The vaccine will start its first human testing during the next few weeks. Animal testing of the vaccine appeared promising and triggered a “robust antibody response.” The results of the testing can be expected late this year.
“We are proud to have attained the approval to initiate the first Zika vaccine study in human volunteers,” Dr. Joseph Kim, the president and CEO of the drug company which developed the vaccine, said in a press statement.
Despite the promise, there are years of testing and development work ahead before patients could receive a protective shot from their doctor. The vaccine is a rapid response to the virus, which has quickly emerged as a global health threat.
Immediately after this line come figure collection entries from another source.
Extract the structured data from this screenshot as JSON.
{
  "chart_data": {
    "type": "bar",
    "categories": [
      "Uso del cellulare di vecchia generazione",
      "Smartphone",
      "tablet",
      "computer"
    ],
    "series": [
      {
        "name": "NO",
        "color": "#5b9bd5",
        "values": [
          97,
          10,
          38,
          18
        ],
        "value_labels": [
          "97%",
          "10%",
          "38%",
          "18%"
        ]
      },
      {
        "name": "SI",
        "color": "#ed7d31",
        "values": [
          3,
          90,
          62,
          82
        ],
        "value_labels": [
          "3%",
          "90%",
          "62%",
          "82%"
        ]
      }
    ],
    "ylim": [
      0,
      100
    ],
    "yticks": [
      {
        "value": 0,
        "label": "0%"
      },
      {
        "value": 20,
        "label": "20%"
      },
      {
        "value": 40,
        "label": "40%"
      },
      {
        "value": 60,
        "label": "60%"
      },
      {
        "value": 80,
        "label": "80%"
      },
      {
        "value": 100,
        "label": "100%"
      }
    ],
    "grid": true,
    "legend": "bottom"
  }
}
There are currently 756 cases of the Zika virus confirmed in the continental U.S. as well as another 939 in American territories, according to the Centers for Disease Control and Prevention (CDC). The vast majority of the cases were from people who traveled to a Zika-prone country, such as Brazil. Another 1,436 cases have been reported in U.S. territories, mostly in Puerto Rico.
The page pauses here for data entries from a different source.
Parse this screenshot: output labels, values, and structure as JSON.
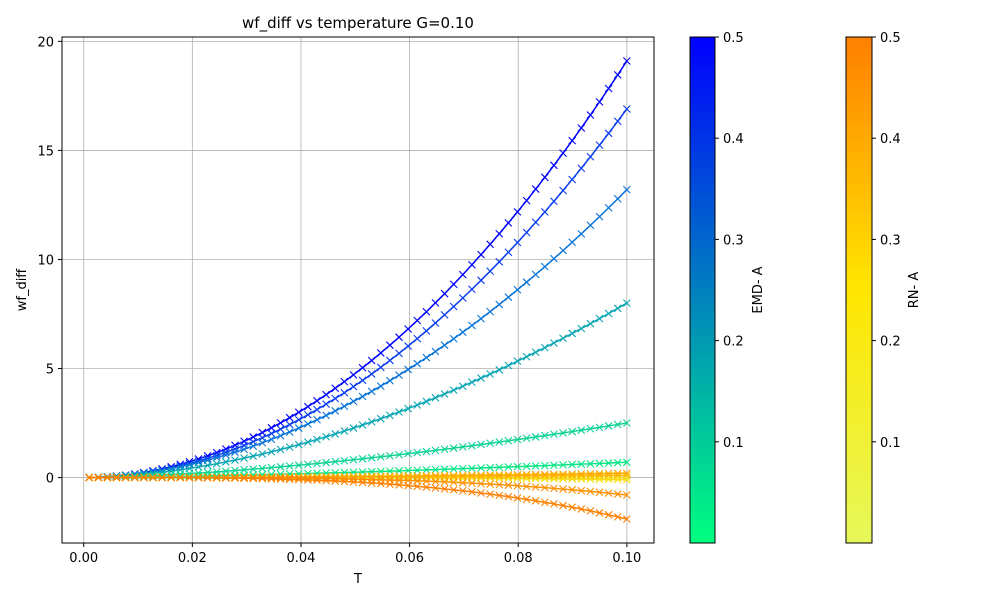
{
  "chart_data": {
    "type": "line",
    "title": "wf_diff vs temperature G=0.10",
    "xlabel": "T",
    "ylabel": "wf_diff",
    "xlim": [
      -0.004,
      0.105
    ],
    "ylim": [
      -3.0,
      20.2
    ],
    "xticks": [
      0.0,
      0.02,
      0.04,
      0.06,
      0.08,
      0.1
    ],
    "xtick_labels": [
      "0.00",
      "0.02",
      "0.04",
      "0.06",
      "0.08",
      "0.10"
    ],
    "yticks": [
      0,
      5,
      10,
      15,
      20
    ],
    "ytick_labels": [
      "0",
      "5",
      "10",
      "15",
      "20"
    ],
    "grid": true,
    "marker": "x",
    "x_range": [
      0.001,
      0.1
    ],
    "n_points": 60,
    "series": [
      {
        "group": "EMD",
        "A": 0.5,
        "color": "#0000ff",
        "end_value": 19.1,
        "exponent": 2.0
      },
      {
        "group": "EMD",
        "A": 0.45,
        "color": "#0a3df0",
        "end_value": 16.9,
        "exponent": 2.0
      },
      {
        "group": "EMD",
        "A": 0.35,
        "color": "#0a74d8",
        "end_value": 13.2,
        "exponent": 1.9
      },
      {
        "group": "EMD",
        "A": 0.25,
        "color": "#0aa6b4",
        "end_value": 8.0,
        "exponent": 1.8
      },
      {
        "group": "EMD",
        "A": 0.15,
        "color": "#0fd296",
        "end_value": 2.5,
        "exponent": 1.6
      },
      {
        "group": "EMD",
        "A": 0.05,
        "color": "#0ae586",
        "end_value": 0.7,
        "exponent": 1.5
      },
      {
        "group": "RN",
        "A": 0.05,
        "color": "#e6ee55",
        "end_value": 0.0,
        "peak_value": 0.0
      },
      {
        "group": "RN",
        "A": 0.15,
        "color": "#f9dc10",
        "end_value": -0.1,
        "peak_value": 0.15
      },
      {
        "group": "RN",
        "A": 0.25,
        "color": "#ffc000",
        "end_value": 0.1,
        "peak_value": 0.3
      },
      {
        "group": "RN",
        "A": 0.35,
        "color": "#ffa800",
        "end_value": 0.2,
        "peak_value": 0.45
      },
      {
        "group": "RN",
        "A": 0.45,
        "color": "#ff9000",
        "end_value": -0.8,
        "peak_value": 0.5
      },
      {
        "group": "RN",
        "A": 0.5,
        "color": "#ff8000",
        "end_value": -1.9,
        "peak_value": 0.5
      }
    ],
    "colorbars": [
      {
        "label": "EMD- A",
        "range": [
          0.0,
          0.5
        ],
        "ticks": [
          0.1,
          0.2,
          0.3,
          0.4,
          0.5
        ],
        "tick_labels": [
          "0.1",
          "0.2",
          "0.3",
          "0.4",
          "0.5"
        ],
        "colors": [
          "#00ff80",
          "#0000ff"
        ]
      },
      {
        "label": "RN- A",
        "range": [
          0.0,
          0.5
        ],
        "ticks": [
          0.1,
          0.2,
          0.3,
          0.4,
          0.5
        ],
        "tick_labels": [
          "0.1",
          "0.2",
          "0.3",
          "0.4",
          "0.5"
        ],
        "colors": [
          "#e6f85a",
          "#ffe600",
          "#ff8000"
        ]
      }
    ]
  }
}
The officials linked Zika virus infections in pregnant women to fetal deaths and devastating birth defects such as microcephaly, when a baby is born with an abnormally small head. Laboratory studies, however, have confirmed the presence of Zika virus in the blood, tissue, brains and amniotic fluid of fetuses and babies diagnosed with microcephaly. The CDC estimates that there are 234 pregnant women with any laboratory evidence of possible Zika virus infection in America.
A study published in March by the National Center for Atmospheric Research found that the Zika-carrying Aedes aegypti mosquito could spread as far north as New York City this summer if the weather is warmer than average.
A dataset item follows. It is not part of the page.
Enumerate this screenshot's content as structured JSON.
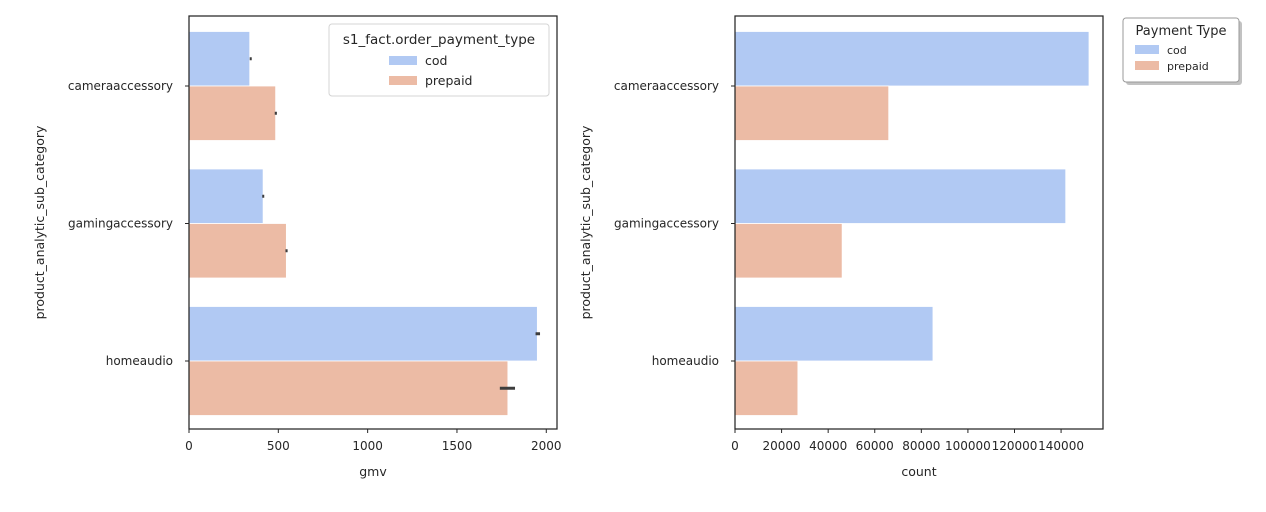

The Zika virus likely won’t spread as prolifically in the U.S. as it has in Latin America and the Caribbean, due to the high amount of Americans living and working behind air-conditioned doors. The study also found that small numbers of the mosquitoes can survive in much of North America during spring and fall when temperatures cool.
The virus is spread by the Aedes Aegypti mosquito, which lives in tropical climates. Outbreaks have a history of occurring in Southeast Asia, according to the CDC, but not in Vietnam. The World Health Organization has said the virus has been reported in 61 countries, mostly in Latin America and Western Pacific region.